When it comes to applying advanced analytics, the biggest opportunity for most organizations lies in the reams of text data they collect across any number of unstructured silos. The problem is that most of them can’t afford the Big Data infrastructure needed to turn all that data into an actual asset that provides customers with better service.
Rather than building out the infrastructure and then looking for the data scientists needed to turn Big Data into an actual business asset, Clarabridge, which just garnered another $80 million in funding, has developed a text analytics application coupled with a natural language interface that specifically focuses on customer experience management.
Beyond just analyzing social media streams, Clarabridge CEO Sid Banerjee says it allows organizations to also analyze customer support interactions and market research reports in order to create reports that customers can then use to target their marketing and sales activity. By making Clarabridge available as a service, it eliminates the need for customers to build their own Big Data analytics application.

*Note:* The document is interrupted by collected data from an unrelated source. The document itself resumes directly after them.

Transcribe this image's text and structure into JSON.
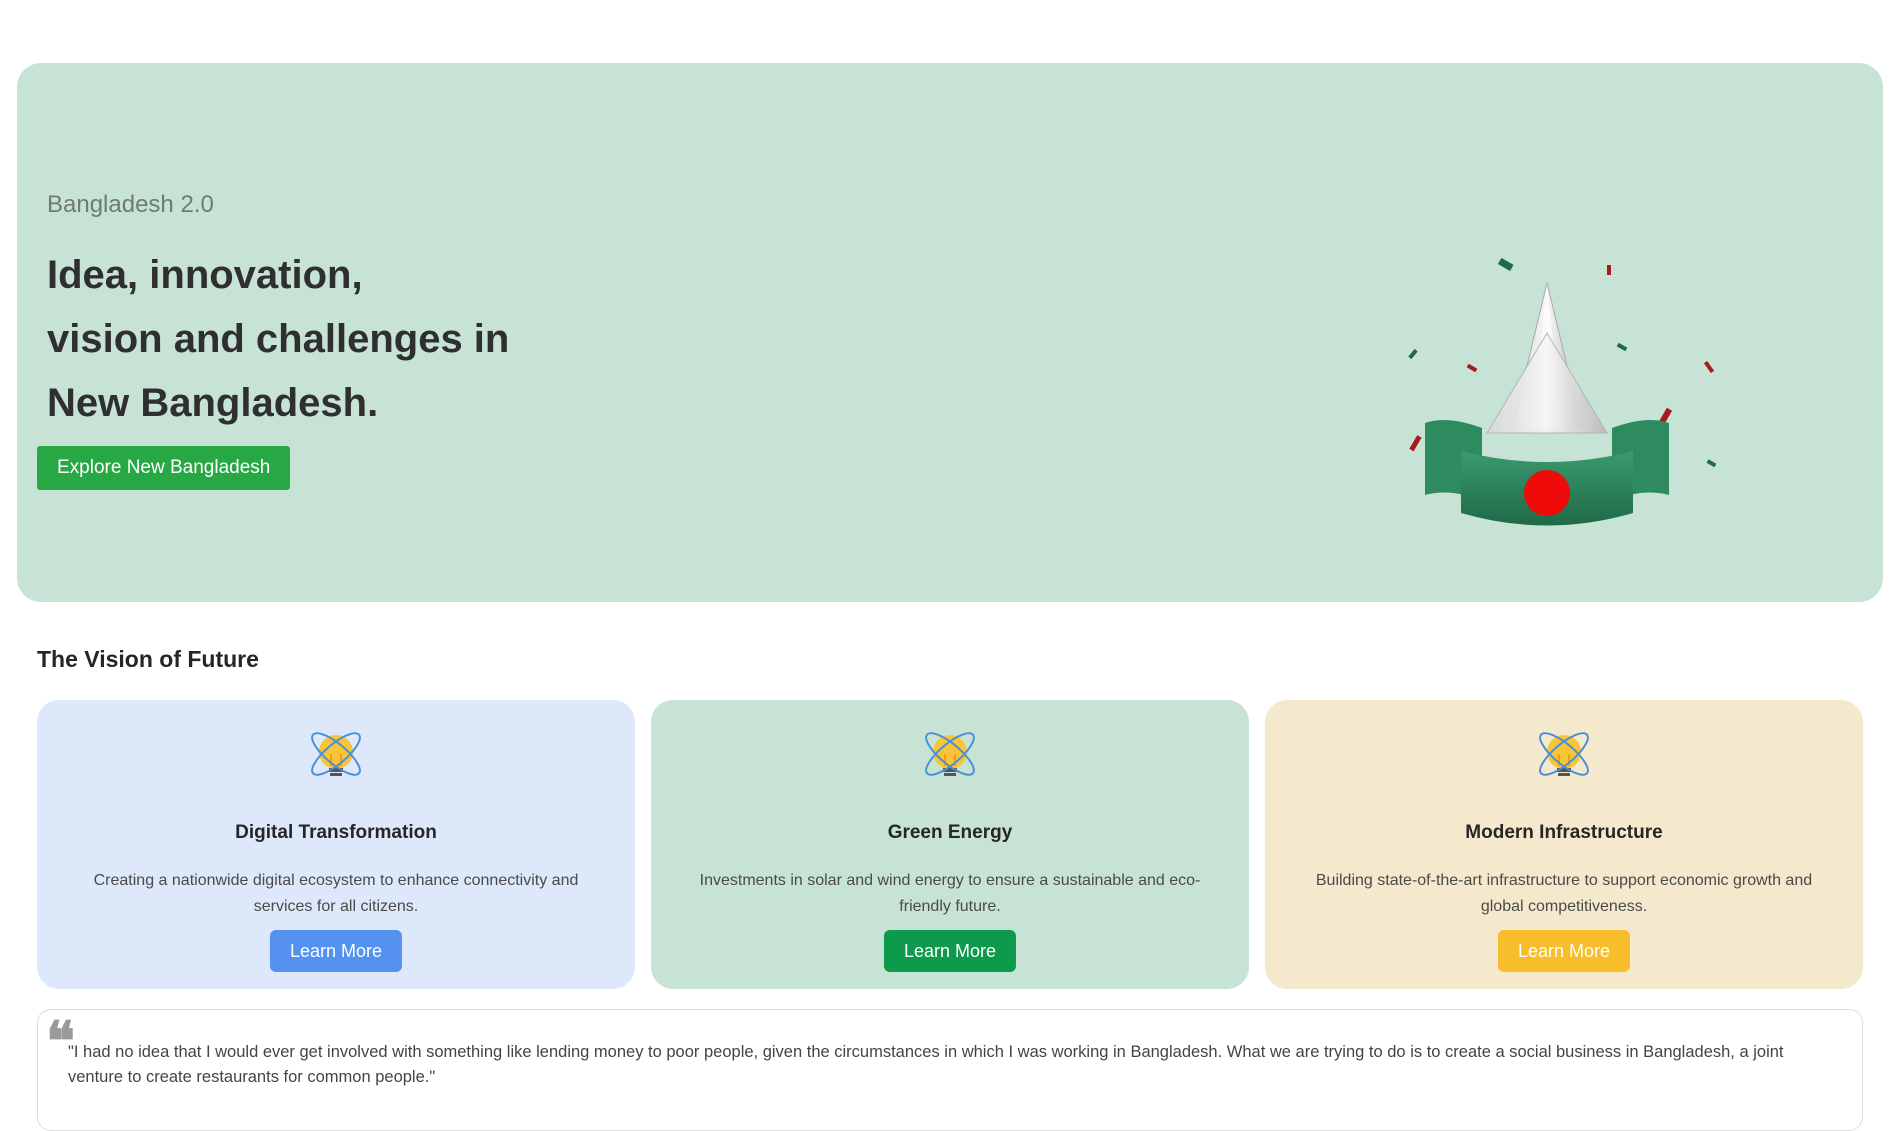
{
  "hero": {
    "kicker": "Bangladesh 2.0",
    "title_lines": [
      "Idea, innovation,",
      "vision and challenges in",
      "New Bangladesh."
    ],
    "button_label": "Explore New Bangladesh"
  },
  "vision": {
    "title": "The Vision of Future",
    "cards": [
      {
        "title": "Digital Transformation",
        "description": "Creating a nationwide digital ecosystem to enhance connectivity and services for all citizens.",
        "button_label": "Learn More",
        "bg_color": "#dde8fb",
        "button_color": "#5592f0",
        "icon": "lightbulb-atom-icon"
      },
      {
        "title": "Green Energy",
        "description": "Investments in solar and wind energy to ensure a sustainable and eco-friendly future.",
        "button_label": "Learn More",
        "bg_color": "#c7e3d5",
        "button_color": "#0d9a4d",
        "icon": "lightbulb-atom-icon"
      },
      {
        "title": "Modern Infrastructure",
        "description": "Building state-of-the-art infrastructure to support economic growth and global competitiveness.",
        "button_label": "Learn More",
        "bg_color": "#f5e9cd",
        "button_color": "#f8bd2a",
        "icon": "lightbulb-atom-icon"
      }
    ]
  },
  "quote": {
    "mark": "❝",
    "text": "\"I had no idea that I would ever get involved with something like lending money to poor people, given the circumstances in which I was working in Bangladesh. What we are trying to do is to create a social business in Bangladesh, a joint venture to create restaurants for common people.\""
  },
  "colors": {
    "hero_bg": "#c7e3d5",
    "primary_button": "#28a745",
    "flag_green": "#2e7d5b",
    "flag_red": "#f00a0a"
  }
}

As a category of software, text analytics has been around for decades. But in the last few years, a number of advances–most famously in the form of IBM’s Watson–have made it more practical to apply text analytics against massive amounts of unstructured data.
In the case of customer experience management, that data is not only being applied to increase customer satisfaction, it’s also going to drive the restructuring of organizations as the responsibility for sales shifts between different departments.
The question most organizations will need to decide is whether it makes more sense to buy an application that taps into Big Data analytics today or wait months, possibly even years, for the internal IT organization to master a range of emerging Big Data technologies. In most cases, the average line of business executive isn’t going to have much patience for the latter approach.